The next critical step to ensure good quality meat is to field dress the animal as quickly as possible. Opening the body cavity and removing the entrails will allow the carcass to begin cooling as quickly as possible. However, if you now need to transport the deer to another location for butchering, you run the risk of getting dirt and debris on some of the meat. Thus, if you can, it might be best to move the entire animal to the butchering location and then remove the entrails to begin the butchering process.
Process the deer yourself or have a local butcher do the work in such a way as to maximize the quality of the meat that is yielded from the numerous cuts that can be made. As with most animals, the tenderest meat is that in the backstrap or the inner tenderloins.
The tenderloins are small, but the backstraps are large enough to cut into two or three parts for slow cooking over a wood fire, or cut into 1 – 1 ¼ inch filets and pan-fried in good quality butter.

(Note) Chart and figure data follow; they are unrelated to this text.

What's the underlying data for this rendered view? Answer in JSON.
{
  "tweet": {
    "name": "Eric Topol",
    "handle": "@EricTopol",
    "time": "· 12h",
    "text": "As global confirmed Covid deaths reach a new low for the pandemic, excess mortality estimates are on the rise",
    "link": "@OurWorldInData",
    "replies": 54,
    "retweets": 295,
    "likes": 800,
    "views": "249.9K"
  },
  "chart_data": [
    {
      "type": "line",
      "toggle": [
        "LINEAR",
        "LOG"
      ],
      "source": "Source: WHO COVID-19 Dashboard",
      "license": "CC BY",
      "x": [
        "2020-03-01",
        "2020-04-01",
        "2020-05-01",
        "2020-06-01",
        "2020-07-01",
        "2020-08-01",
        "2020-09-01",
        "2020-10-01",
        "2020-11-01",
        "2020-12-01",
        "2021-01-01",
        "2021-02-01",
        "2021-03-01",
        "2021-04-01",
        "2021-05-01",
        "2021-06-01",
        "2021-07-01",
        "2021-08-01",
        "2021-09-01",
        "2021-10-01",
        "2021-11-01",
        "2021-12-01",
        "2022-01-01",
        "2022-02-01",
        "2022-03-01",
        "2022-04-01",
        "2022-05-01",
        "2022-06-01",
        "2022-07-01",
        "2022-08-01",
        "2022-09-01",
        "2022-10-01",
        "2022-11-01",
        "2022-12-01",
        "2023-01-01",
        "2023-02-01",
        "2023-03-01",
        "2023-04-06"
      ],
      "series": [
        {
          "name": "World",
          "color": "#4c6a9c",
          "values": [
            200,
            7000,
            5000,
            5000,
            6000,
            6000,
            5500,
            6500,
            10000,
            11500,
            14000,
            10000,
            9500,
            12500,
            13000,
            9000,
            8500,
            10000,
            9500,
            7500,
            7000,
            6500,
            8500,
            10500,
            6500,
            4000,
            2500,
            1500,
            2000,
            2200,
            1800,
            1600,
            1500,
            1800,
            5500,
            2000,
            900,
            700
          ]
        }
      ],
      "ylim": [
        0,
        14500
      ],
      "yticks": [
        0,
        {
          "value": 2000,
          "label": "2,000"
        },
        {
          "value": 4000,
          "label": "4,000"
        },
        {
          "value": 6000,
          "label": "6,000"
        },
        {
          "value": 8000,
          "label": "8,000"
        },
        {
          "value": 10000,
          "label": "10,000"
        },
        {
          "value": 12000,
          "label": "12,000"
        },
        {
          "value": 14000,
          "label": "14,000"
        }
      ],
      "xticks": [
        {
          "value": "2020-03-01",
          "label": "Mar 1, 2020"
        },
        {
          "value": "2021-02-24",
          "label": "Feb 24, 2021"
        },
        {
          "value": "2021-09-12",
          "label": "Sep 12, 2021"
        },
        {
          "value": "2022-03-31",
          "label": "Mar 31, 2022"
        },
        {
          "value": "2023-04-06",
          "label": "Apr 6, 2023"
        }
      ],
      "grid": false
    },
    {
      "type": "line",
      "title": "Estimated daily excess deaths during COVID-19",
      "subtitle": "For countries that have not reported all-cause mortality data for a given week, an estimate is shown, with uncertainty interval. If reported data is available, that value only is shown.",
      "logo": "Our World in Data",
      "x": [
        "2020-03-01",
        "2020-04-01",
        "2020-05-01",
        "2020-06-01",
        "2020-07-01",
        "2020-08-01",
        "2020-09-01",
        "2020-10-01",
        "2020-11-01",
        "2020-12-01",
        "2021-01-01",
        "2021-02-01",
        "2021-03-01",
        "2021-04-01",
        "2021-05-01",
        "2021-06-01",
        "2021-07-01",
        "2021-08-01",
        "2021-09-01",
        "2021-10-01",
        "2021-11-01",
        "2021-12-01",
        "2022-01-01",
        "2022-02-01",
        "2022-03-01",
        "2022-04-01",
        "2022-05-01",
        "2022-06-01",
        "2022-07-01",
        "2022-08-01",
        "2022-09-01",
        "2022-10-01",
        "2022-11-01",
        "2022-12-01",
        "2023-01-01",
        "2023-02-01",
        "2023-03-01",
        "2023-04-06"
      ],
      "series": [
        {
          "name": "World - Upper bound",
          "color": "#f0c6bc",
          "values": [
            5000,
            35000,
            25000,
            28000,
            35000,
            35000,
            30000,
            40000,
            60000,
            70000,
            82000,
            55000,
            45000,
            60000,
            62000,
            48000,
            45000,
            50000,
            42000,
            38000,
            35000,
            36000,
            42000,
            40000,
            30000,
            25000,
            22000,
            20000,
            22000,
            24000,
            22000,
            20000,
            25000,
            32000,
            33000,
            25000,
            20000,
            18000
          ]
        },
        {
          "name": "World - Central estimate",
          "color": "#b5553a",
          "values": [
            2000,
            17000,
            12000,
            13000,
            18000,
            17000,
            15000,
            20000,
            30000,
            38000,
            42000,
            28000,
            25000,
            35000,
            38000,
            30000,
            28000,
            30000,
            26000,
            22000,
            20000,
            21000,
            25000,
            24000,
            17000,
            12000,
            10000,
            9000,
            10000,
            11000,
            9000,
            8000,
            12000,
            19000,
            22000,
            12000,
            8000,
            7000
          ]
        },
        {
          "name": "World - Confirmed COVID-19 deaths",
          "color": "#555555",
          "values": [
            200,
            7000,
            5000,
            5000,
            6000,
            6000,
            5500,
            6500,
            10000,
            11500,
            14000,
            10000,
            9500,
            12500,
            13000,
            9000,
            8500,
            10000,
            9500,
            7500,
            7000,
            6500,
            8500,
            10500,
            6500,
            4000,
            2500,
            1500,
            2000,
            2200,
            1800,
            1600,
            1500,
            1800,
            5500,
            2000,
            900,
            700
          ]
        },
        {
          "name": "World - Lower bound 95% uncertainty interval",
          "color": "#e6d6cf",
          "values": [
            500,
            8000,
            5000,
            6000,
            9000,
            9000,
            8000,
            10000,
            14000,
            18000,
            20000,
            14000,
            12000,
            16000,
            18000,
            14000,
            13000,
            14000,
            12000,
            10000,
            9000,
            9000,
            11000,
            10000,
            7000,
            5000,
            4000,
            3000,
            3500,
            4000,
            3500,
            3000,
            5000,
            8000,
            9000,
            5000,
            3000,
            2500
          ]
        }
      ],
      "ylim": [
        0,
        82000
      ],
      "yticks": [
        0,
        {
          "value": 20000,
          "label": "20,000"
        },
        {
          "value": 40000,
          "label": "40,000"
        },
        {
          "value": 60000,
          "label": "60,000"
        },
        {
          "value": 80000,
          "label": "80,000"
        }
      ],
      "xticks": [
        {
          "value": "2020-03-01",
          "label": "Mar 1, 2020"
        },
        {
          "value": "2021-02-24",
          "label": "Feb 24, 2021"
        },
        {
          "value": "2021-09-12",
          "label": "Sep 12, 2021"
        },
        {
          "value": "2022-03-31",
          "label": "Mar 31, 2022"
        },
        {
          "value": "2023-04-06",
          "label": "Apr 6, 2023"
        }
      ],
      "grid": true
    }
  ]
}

Hindquarters yield either steaks or roasts, and the neck can be slow-cooked as a very tender roast. Shoulder meat is often best used as burger, along with any other trimmings that you have.
The final step in assuring tender and tasty table fare is the proper cooking of the meat. So often, people who are not used to consuming venison are turned off to it because it is overcooked. A good quality steak should be cooked to medium-rare and allowed to “rest” after cooking before being placed on the plate. Cooking a steak or a large piece of the backstrap over a wood fire will yield an excellent flavor, and the meat will be very tender, needing only a bit of salt and pepper during the cooking for seasoning. Roasts turn out best when slow-cooked in a crockpot with root vegetables, allowing the flavors to blend during the several hours of cooking.
Venison burger can be used in many ways, not just the typical burger in a bun. Try adding venison burger in place of the usual hamburger, and you will be pleasantly surprised. Finally, if you cube the venison into 1” pieces and can it through a water bath process or by using a pressure cooker, the meat is extremely tender and can be used in soups, stews, or as venison stroganoff.
Each of these steps is critical, and if followed, will assure a delicious and healthy (free-range, organic, non-GMO) meal for family and friends to enjoy!